What Is Collagen And Why Does It Matter?
In the supplement industry, collagen is commonly used in anti-aging and beauty products. As the most abundant protein in the body, collagen is more than a mere ingredient in beauty supplements. It’s essentially the glue that holds everything together, being the main component of connective tissue in muscles, tendons, bones, vessels, skin, and cartilage. As you age, the body starts producing less and less collagen, which can lead to decreased cartilage, joint pain, and wrinkles. Fortunately, it is possible to boost collagen levels by regularly consuming a variety of collagen-rich foods.

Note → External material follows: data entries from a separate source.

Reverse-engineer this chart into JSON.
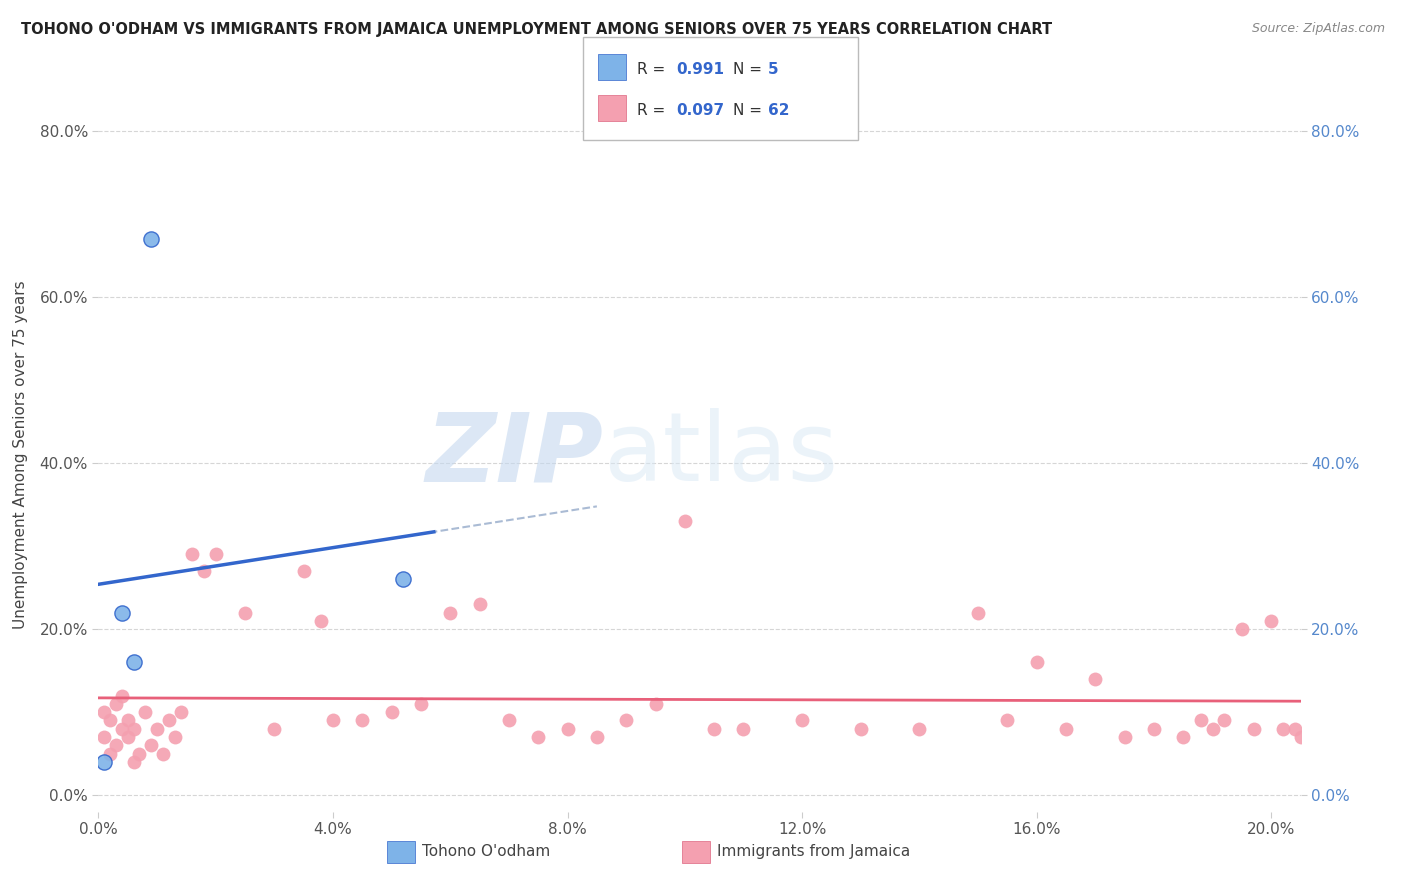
{
  "title": "TOHONO O'ODHAM VS IMMIGRANTS FROM JAMAICA UNEMPLOYMENT AMONG SENIORS OVER 75 YEARS CORRELATION CHART",
  "source": "Source: ZipAtlas.com",
  "ylabel": "Unemployment Among Seniors over 75 years",
  "xlabel": "",
  "legend_label1": "Tohono O'odham",
  "legend_label2": "Immigrants from Jamaica",
  "watermark_zip": "ZIP",
  "watermark_atlas": "atlas",
  "blue_color": "#7EB3E8",
  "pink_color": "#F4A0B0",
  "blue_line_color": "#3366CC",
  "pink_line_color": "#E8607A",
  "dashed_line_color": "#AABBD4",
  "right_tick_color": "#5588CC",
  "xlim": [
    0.0,
    0.205
  ],
  "ylim": [
    -0.02,
    0.84
  ],
  "xticks": [
    0.0,
    0.04,
    0.08,
    0.12,
    0.16,
    0.2
  ],
  "yticks": [
    0.0,
    0.2,
    0.4,
    0.6,
    0.8
  ],
  "blue_x": [
    0.001,
    0.004,
    0.006,
    0.009,
    0.052
  ],
  "blue_y": [
    0.04,
    0.22,
    0.16,
    0.67,
    0.26
  ],
  "pink_x": [
    0.001,
    0.001,
    0.002,
    0.002,
    0.003,
    0.003,
    0.004,
    0.004,
    0.005,
    0.005,
    0.006,
    0.006,
    0.007,
    0.008,
    0.009,
    0.01,
    0.011,
    0.012,
    0.013,
    0.014,
    0.016,
    0.018,
    0.02,
    0.025,
    0.03,
    0.035,
    0.038,
    0.04,
    0.045,
    0.05,
    0.055,
    0.06,
    0.065,
    0.07,
    0.075,
    0.08,
    0.085,
    0.09,
    0.095,
    0.1,
    0.105,
    0.11,
    0.12,
    0.13,
    0.14,
    0.15,
    0.155,
    0.16,
    0.165,
    0.17,
    0.175,
    0.18,
    0.185,
    0.188,
    0.19,
    0.192,
    0.195,
    0.197,
    0.2,
    0.202,
    0.204,
    0.205
  ],
  "pink_y": [
    0.07,
    0.1,
    0.05,
    0.09,
    0.06,
    0.11,
    0.08,
    0.12,
    0.07,
    0.09,
    0.04,
    0.08,
    0.05,
    0.1,
    0.06,
    0.08,
    0.05,
    0.09,
    0.07,
    0.1,
    0.29,
    0.27,
    0.29,
    0.22,
    0.08,
    0.27,
    0.21,
    0.09,
    0.09,
    0.1,
    0.11,
    0.22,
    0.23,
    0.09,
    0.07,
    0.08,
    0.07,
    0.09,
    0.11,
    0.33,
    0.08,
    0.08,
    0.09,
    0.08,
    0.08,
    0.22,
    0.09,
    0.16,
    0.08,
    0.14,
    0.07,
    0.08,
    0.07,
    0.09,
    0.08,
    0.09,
    0.2,
    0.08,
    0.21,
    0.08,
    0.08,
    0.07
  ],
  "background_color": "#FFFFFF",
  "grid_color": "#CCCCCC",
  "r_n_color": "#3366CC"
}
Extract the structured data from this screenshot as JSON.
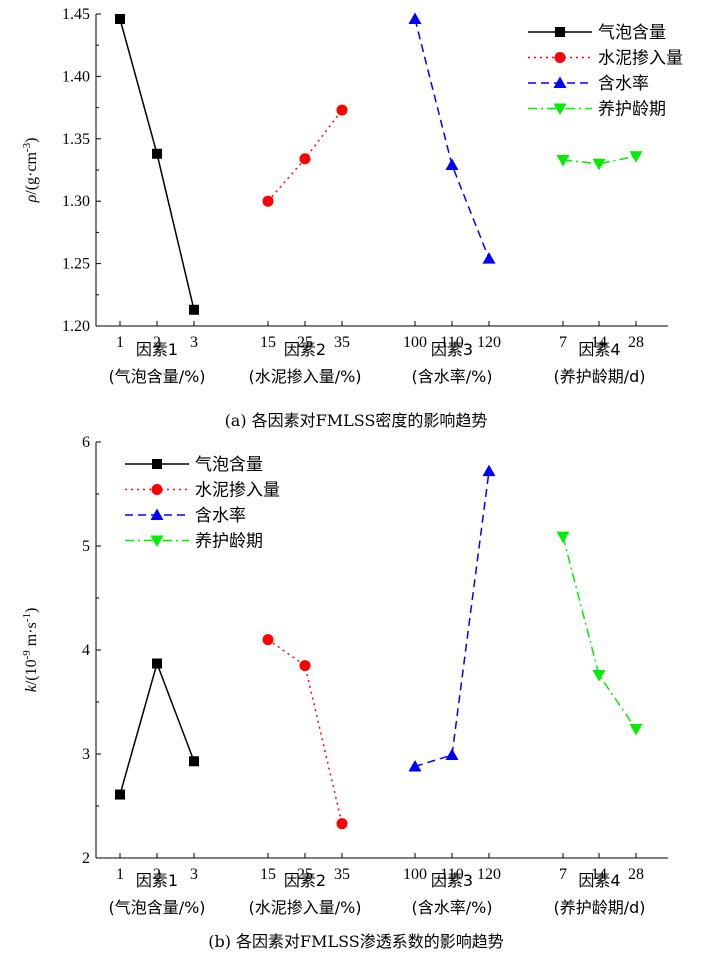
{
  "chart_data": [
    {
      "type": "line",
      "ylabel": {
        "sym": "ρ",
        "text": "/(g·cm",
        "sup": "-3",
        "close": ")"
      },
      "ylim": [
        1.2,
        1.45
      ],
      "yticks": [
        "1.20",
        "1.25",
        "1.30",
        "1.35",
        "1.40",
        "1.45"
      ],
      "caption": "(a) 各因素对FMLSS密度的影响趋势",
      "groups": [
        {
          "series": "气泡含量",
          "x": [
            "1",
            "2",
            "3"
          ],
          "values": [
            1.446,
            1.338,
            1.213
          ],
          "factor": "因素1",
          "unit": "(气泡含量/%)"
        },
        {
          "series": "水泥掺入量",
          "x": [
            "15",
            "25",
            "35"
          ],
          "values": [
            1.3,
            1.334,
            1.373
          ],
          "factor": "因素2",
          "unit": "(水泥掺入量/%)"
        },
        {
          "series": "含水率",
          "x": [
            "100",
            "110",
            "120"
          ],
          "values": [
            1.446,
            1.329,
            1.254
          ],
          "factor": "因素3",
          "unit": "(含水率/%)"
        },
        {
          "series": "养护龄期",
          "x": [
            "7",
            "14",
            "28"
          ],
          "values": [
            1.333,
            1.33,
            1.336
          ],
          "factor": "因素4",
          "unit": "(养护龄期/d)"
        }
      ],
      "legend": [
        "气泡含量",
        "水泥掺入量",
        "含水率",
        "养护龄期"
      ],
      "legend_position": "top-right"
    },
    {
      "type": "line",
      "ylabel": {
        "sym": "k",
        "text": "/(10",
        "sup": "-9",
        "rest": " m·s",
        "sup2": "-1",
        "close": ")"
      },
      "ylim": [
        2,
        6
      ],
      "yticks": [
        "2",
        "3",
        "4",
        "5",
        "6"
      ],
      "caption": "(b) 各因素对FMLSS渗透系数的影响趋势",
      "groups": [
        {
          "series": "气泡含量",
          "x": [
            "1",
            "2",
            "3"
          ],
          "values": [
            2.61,
            3.87,
            2.93
          ],
          "factor": "因素1",
          "unit": "(气泡含量/%)"
        },
        {
          "series": "水泥掺入量",
          "x": [
            "15",
            "25",
            "35"
          ],
          "values": [
            4.1,
            3.85,
            2.33
          ],
          "factor": "因素2",
          "unit": "(水泥掺入量/%)"
        },
        {
          "series": "含水率",
          "x": [
            "100",
            "110",
            "120"
          ],
          "values": [
            2.88,
            2.99,
            5.72
          ],
          "factor": "因素3",
          "unit": "(含水率/%)"
        },
        {
          "series": "养护龄期",
          "x": [
            "7",
            "14",
            "28"
          ],
          "values": [
            5.09,
            3.76,
            3.24
          ],
          "factor": "因素4",
          "unit": "(养护龄期/d)"
        }
      ],
      "legend": [
        "气泡含量",
        "水泥掺入量",
        "含水率",
        "养护龄期"
      ],
      "legend_position": "top-left"
    }
  ],
  "styles": [
    {
      "color": "#000000",
      "dash": "",
      "marker": "square"
    },
    {
      "color": "#ff0000",
      "dash": "2,4",
      "marker": "circle"
    },
    {
      "color": "#0000ff",
      "dash": "8,5",
      "marker": "triangle-up"
    },
    {
      "color": "#00ee00",
      "dash": "9,4,2,4",
      "marker": "triangle-down"
    }
  ]
}
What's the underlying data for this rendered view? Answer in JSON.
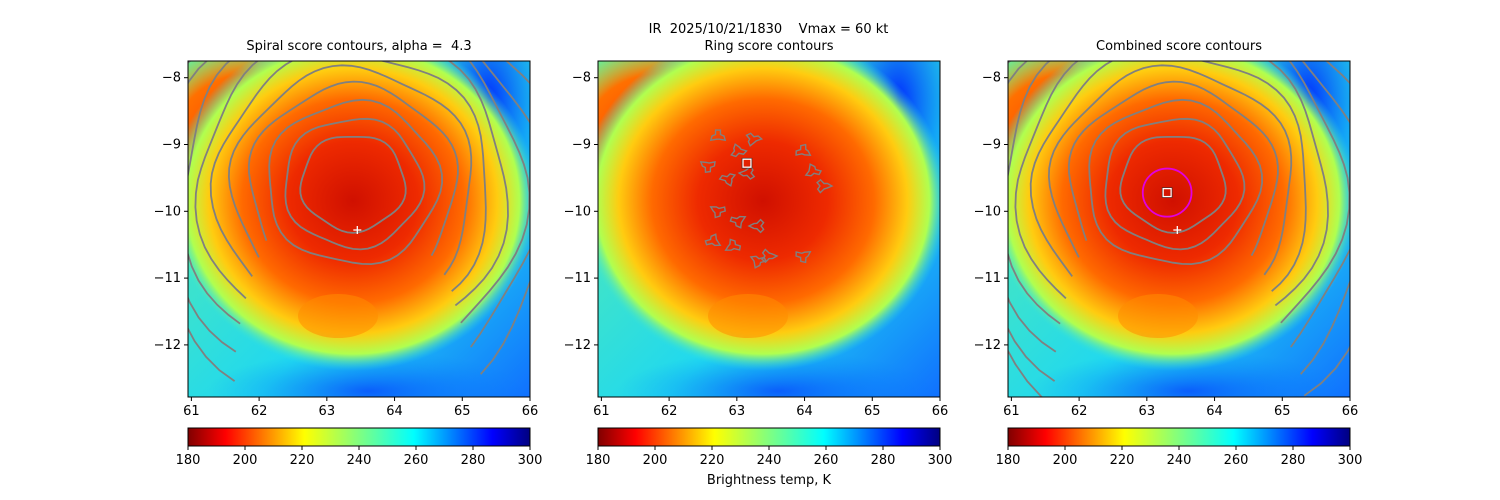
{
  "figure": {
    "suptitle": "IR  2025/10/21/1830    Vmax = 60 kt",
    "colorbar_label": "Brightness temp, K",
    "colormap": "jet",
    "contour_color": "#808080"
  },
  "chart_data": [
    {
      "type": "heatmap",
      "title": "Spiral score contours, alpha =  4.3",
      "xlim": [
        60.95,
        66.0
      ],
      "ylim": [
        -12.78,
        -7.75
      ],
      "x_ticks": [
        "61",
        "62",
        "63",
        "64",
        "65",
        "66"
      ],
      "y_ticks": [
        "−8",
        "−9",
        "−10",
        "−11",
        "−12"
      ],
      "colorbar": {
        "range": [
          180,
          300
        ],
        "ticks": [
          "180",
          "200",
          "220",
          "240",
          "260",
          "280",
          "300"
        ]
      },
      "contour_type": "spiral",
      "contour_count": 10,
      "center_marker": {
        "symbol": "plus",
        "color": "#ffffff",
        "lon": 63.45,
        "lat": -10.28
      }
    },
    {
      "type": "heatmap",
      "title": "Ring score contours",
      "xlim": [
        60.95,
        66.0
      ],
      "ylim": [
        -12.78,
        -7.75
      ],
      "x_ticks": [
        "61",
        "62",
        "63",
        "64",
        "65",
        "66"
      ],
      "y_ticks": [
        "−8",
        "−9",
        "−10",
        "−11",
        "−12"
      ],
      "colorbar": {
        "range": [
          180,
          300
        ],
        "ticks": [
          "180",
          "200",
          "220",
          "240",
          "260",
          "280",
          "300"
        ]
      },
      "contour_type": "ring",
      "center_marker": {
        "symbol": "square",
        "color": "#ffffff",
        "lon": 63.15,
        "lat": -9.28
      }
    },
    {
      "type": "heatmap",
      "title": "Combined score contours",
      "xlim": [
        60.95,
        66.0
      ],
      "ylim": [
        -12.78,
        -7.75
      ],
      "x_ticks": [
        "61",
        "62",
        "63",
        "64",
        "65",
        "66"
      ],
      "y_ticks": [
        "−8",
        "−9",
        "−10",
        "−11",
        "−12"
      ],
      "colorbar": {
        "range": [
          180,
          300
        ],
        "ticks": [
          "180",
          "200",
          "220",
          "240",
          "260",
          "280",
          "300"
        ]
      },
      "contour_type": "spiral",
      "contour_count": 11,
      "center_marker": {
        "symbol": "square",
        "color": "#ffffff",
        "lon": 63.3,
        "lat": -9.72
      },
      "center_ring": {
        "color": "#e000e0",
        "lon": 63.3,
        "lat": -9.72,
        "radius_deg": 0.36
      },
      "first_guess_marker": {
        "symbol": "plus",
        "color": "#ffffff",
        "lon": 63.45,
        "lat": -10.28
      }
    }
  ]
}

Increasing the intake of collagen from dietary sources has been associated with:
- Healthier bones
- Muscle mass
- Improved gut health
- Reduced joint pain
- Enhanced heart health
- Improved skin elasticity
What To Eat To Increase Collagen Production?
Age isn’t the only factor that comes into play when it comes to collagen production. Unhealthy lifestyle choices (i.e. excessive alcohol consumption, smoking, poor diet, or lack of exercise) can influence how much collagen the body produces. It makes sense, then, that making healthier choices can increase collagen production. Let’s take a look at our favorite collagen-rich foods.
Vitamin E is the most abundant antioxidant in the skin, and it works to fight free radicals that damage collagen cells. Working with vitamin C, vitamin E helps to stimulate collagen formation. While you can topically apply vitamin E oil to the skin, you can also eat almonds to replenish vitamin E levels. Additionally, almonds are rich in copper, which is a trace mineral that is necessary for the final step of collagen synthesis.
Spirulina is one of the most nutrient-dense foods in the plant world. This algae is rich in an amino acid known as glycine, which is an integral component of collagen. Spirulina is found in most health food stores, and it is available in powder or dried form. Add it to your green smoothies, but prepare for a slightly unusual taste if you’ve never had it. You’ll learn how to offset the taste after making a few smoothies.
As mentioned before, vitamin C and vitamin E are essential nutrients for collagen synthesis. In addition to vitamin A, leafy greens are replete with vitamins C and E. Kale, chard, spinach, green beans, arugula, broccoli, and many other dark green vegetables contain chlorophyll, which gives plants their green color. Scientific research suggests that chlorophyll nourishes cells and helps to increase procollagen, which takes place before collagen formation, in the skin.
Vitamin C is necessary for pre-collagen production, but it is also a powerful antioxidant that works to fight free radicals in the body. Antioxidants like vitamin C work to protect collagen cells from these free radicals, which are present in water, air, food, and the body. Much like kiwis or citrus fruits, berries (blueberries, strawberries, blackberries, and raspberries) are some of the best sources of vitamin C.
Garlic seems to find its way into a lot of our articles, but it isn’t just in this article for the sake of being here. Garlic has been praised for its collagen-boosting abilities by many cultures. The sulfur in garlic is necessary for the production of collagen. Sulfur has also been known to inhibit the breakdown of collagen cells, an important quality for keeping the skin and joints healthy.